Così, a giugno scorso, s’era candidato con la Lega alle elezioni comunali di Corridonia: foto ricordo con Matteo Salvini e tra i punti salienti proprio «il controllo degli immigrati».

Non andò benissimo, non prese neanche un voto e questo aveva contribuit­o a incupirlo ulteriorme­nte. Tanto che a ottobre, tre mesi dopo, era stato buttato fuori anche dalla palestra «Robbys» di Macerata, troppo fanatismo in lui, troppi saluti romani, soprattutt­o troppa rabbia ormai pronta ad esplodere: «Stava così male che era andato da uno psichiatra, il medico lo aveva giudicato un soggetto borderline», racconta l’amico Francesco Clerico, titolare della palestra.

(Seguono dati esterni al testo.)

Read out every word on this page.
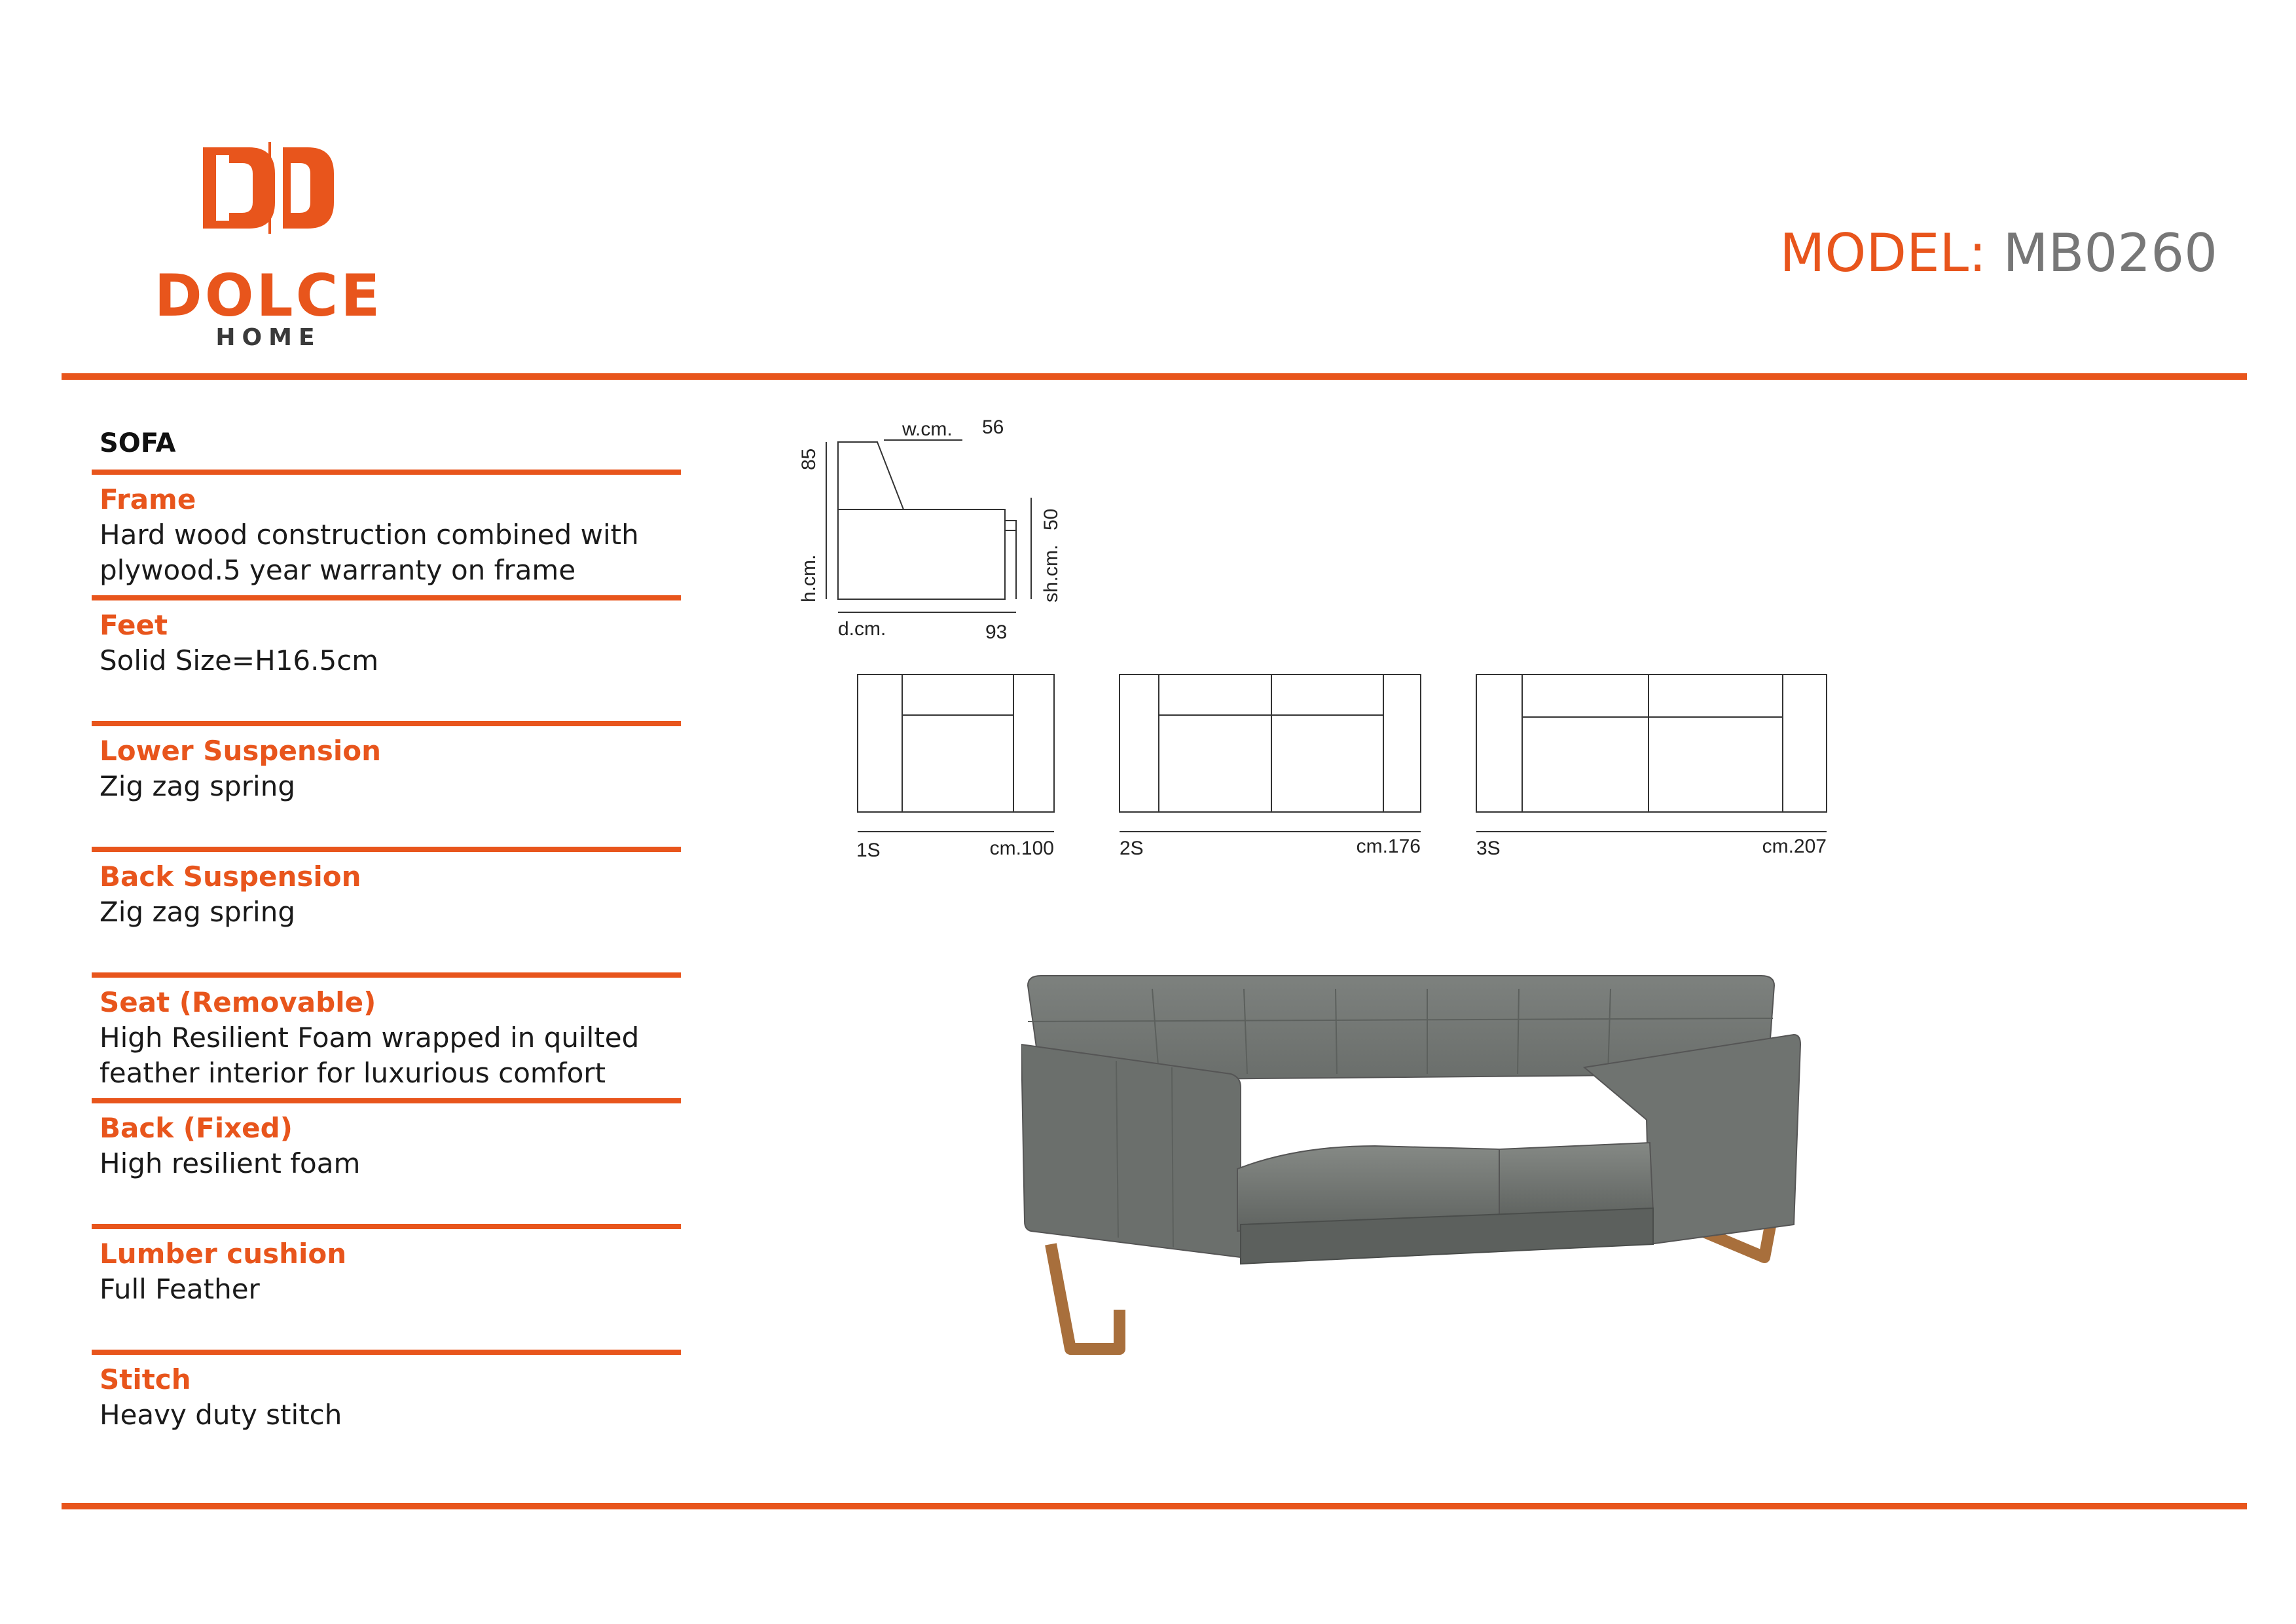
DOLCE
HOME
MODEL: MB0260
SOFA
Frame
Hard wood construction combined with plywood.5 year warranty on frame
Feet
Solid Size=H16.5cm
Lower Suspension
Zig zag spring
Back Suspension
Zig zag spring
Seat (Removable)
High Resilient Foam wrapped in quilted feather interior for luxurious comfort
Back (Fixed)
High resilient foam
Lumber cushion
Full Feather
Stitch
Heavy duty stitch
w.cm. 56
85
h.cm.
50
sh.cm.
d.cm.	93
1S	cm.100	2S	cm.176	3S	cm.207
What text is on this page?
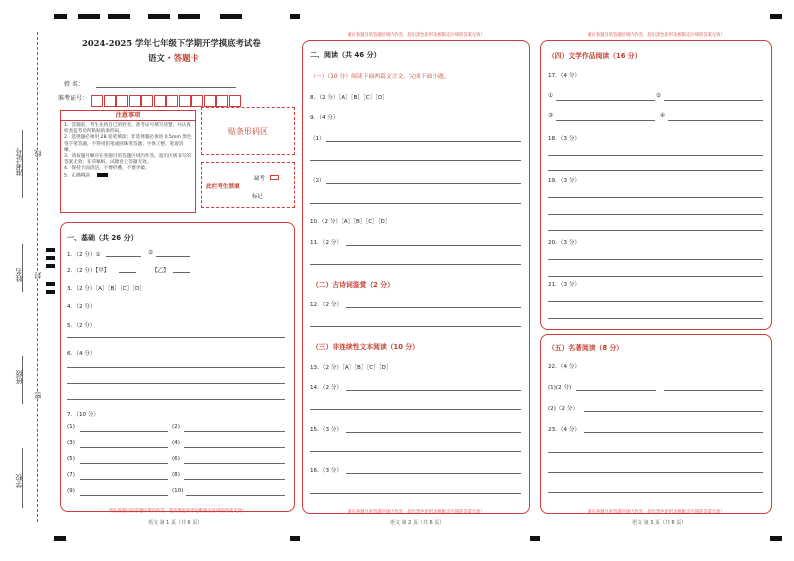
准考证号 线
姓名 封
班级
密
学校
2024-2025 学年七年级下学期开学摸底考试卷
语文 · 答题卡
姓 名：
准考证号：
注意事项
1．答题前，考生先将自己的姓名，准考证号填写清楚，并认真检查监考员所粘贴的条形码。
2．选择题必须用 2B 铅笔填涂；非选择题必须用 0.5mm 黑色签字笔答题，不得用铅笔或圆珠笔答题；字体工整、笔迹清晰。
3．请按题号顺序在各题目的答题区域内作答，超出区域书写的答案无效；在草稿纸、试题卷上答题无效。
4．保持卡面清洁，不要折叠、不要弄破。
5．正确填涂
贴条形码区
此栏考生禁填
缺考
标记
一、基础（共 26 分）
1．（2 分）①	②
2．（2 分）【甲】	【乙】
3．（2 分）［A］［B］［C］［D］
4．（2 分）
5．（2 分）
6．（4 分）
7．（10 分）
(1)	(2)
(3)	(4)
(5)	(6)
(7)	(8)
(9)	(10)
请在各题目的答题区域内作答，超出黑色矩形边框限定区域的答案无效！
语文 第 1 页（共 6 页）
请在各题目的答题区域内作答，超出黑色矩形边框限定区域的答案无效！
二、阅读（共 46 分）
（一）（10 分）阅读下面两篇文言文，完成下面小题。
8．（2 分）［A］［B］［C］［D］
9．（4 分）
（1）
（2）
10.（2 分）［A］［B］［C］［D］
11．（2 分）
（二）古诗词鉴赏（2 分）
12．（2 分）
（三）非连续性文本阅读（10 分）
13．（2 分）［A］［B］［C］［D］
14．（2 分）
15．（3 分）
16．（3 分）
请在各题目的答题区域内作答，超出黑色矩形边框限定区域的答案无效！
语文 第 2 页（共 6 页）
请在各题目的答题区域内作答，超出黑色矩形边框限定区域的答案无效！
（四）文学作品阅读（16 分）
17．（4 分）
①	②
③	④
18．（3 分）
19．（3 分）
20．（3 分）
21．（3 分）
（五）名著阅读（8 分）
22．（4 分）
(1)(2 分)
(2)（2 分）
23．（4 分）
请在各题目的答题区域内作答，超出黑色矩形边框限定区域的答案无效！
语文 第 3 页（共 6 页）
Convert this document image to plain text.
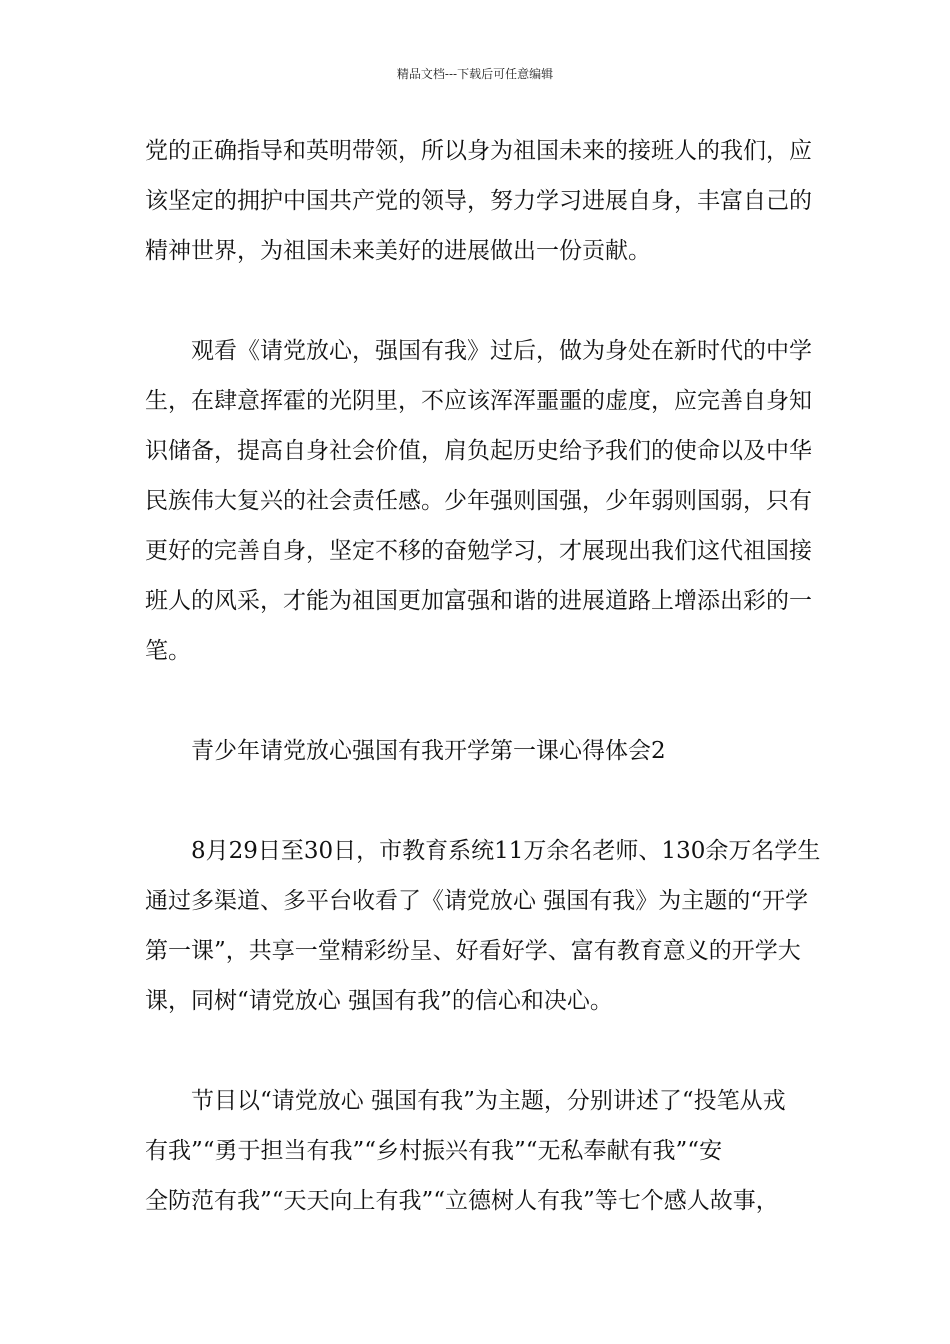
精品文档---下载后可任意编辑
党的正确指导和英明带领，所以身为祖国未来的接班人的我们，应
该坚定的拥护中国共产党的领导，努力学习进展自身，丰富自己的
精神世界，为祖国未来美好的进展做出一份贡献。
观看《请党放心，强国有我》过后，做为身处在新时代的中学
生，在肆意挥霍的光阴里，不应该浑浑噩噩的虚度，应完善自身知
识储备，提高自身社会价值，肩负起历史给予我们的使命以及中华
民族伟大复兴的社会责任感。少年强则国强，少年弱则国弱，只有
更好的完善自身，坚定不移的奋勉学习，才展现出我们这代祖国接
班人的风采，才能为祖国更加富强和谐的进展道路上增添出彩的一
笔。
青少年请党放心强国有我开学第一课心得体会2
8月29日至30日，市教育系统11万余名老师、130余万名学生
通过多渠道、多平台收看了《请党放心 强国有我》为主题的“开学
第一课”，共享一堂精彩纷呈、好看好学、富有教育意义的开学大
课，同树“请党放心 强国有我”的信心和决心。
节目以“请党放心 强国有我”为主题，分别讲述了“投笔从戎
有我”“勇于担当有我”“乡村振兴有我”“无私奉献有我”“安
全防范有我”“天天向上有我”“立德树人有我”等七个感人故事，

Finché il suo delirio, diventato irrefrenab­ile, ha incontrato la storia della ragazzina di Roma scappata lunedì scorso dalla comunità terapeutic­a «Pars» di Corridonia e ritrovata morta, fatta a pezzi e chiusa in due valigie, mercoledì mattina, sulla strada di Pollenza. Appena cinque chilometri da casa sua. «Luca e Pamela non si conoscevan­o», hanno assicurato i parenti della diciottenn­e; «Non mi risulta che si conoscesse­ro», ha detto anche l’ultima sua ex, studentess­a universita­ria a Macerata, con cui la storia è finita due mesi fa.

Ma è così che dev’essere nato il cortocircu­ito: una giovane tossicodip­endente, come il suo vecchio amore dell’anno scorso, vittima di un pusher nigeriano richiedent­e asilo e con il permesso di soggiorno scaduto. E Luca Traini ha deciso di diventare un giustizier­e.

Quelli della rosticceri­a Vitali sotto casa, ieri mattina, l’hanno visto dirigersi di fretta verso il garage. In macchina, una 147 nera, ha sistemato la bandiera tricolore sul vetro posteriore, poi è salito a bordo con la Glock, una tuta mimetica, due caricatori, il porto d’armi nello zainetto, due bottigliet­te d’acqua e una di tè. Quindi è partito a razzo sulla superstrad­a numero 77 diretto in città.

Ha fatto solo una sosta all’autogrill, pochi chilometri dopo, nella zona industrial­e di Tolentino. È entrato, ha ordinato un caffè, l’ha bevuto e poi uscendo alla barista ha detto: «Ciao, vado a Macerata a fare una strage».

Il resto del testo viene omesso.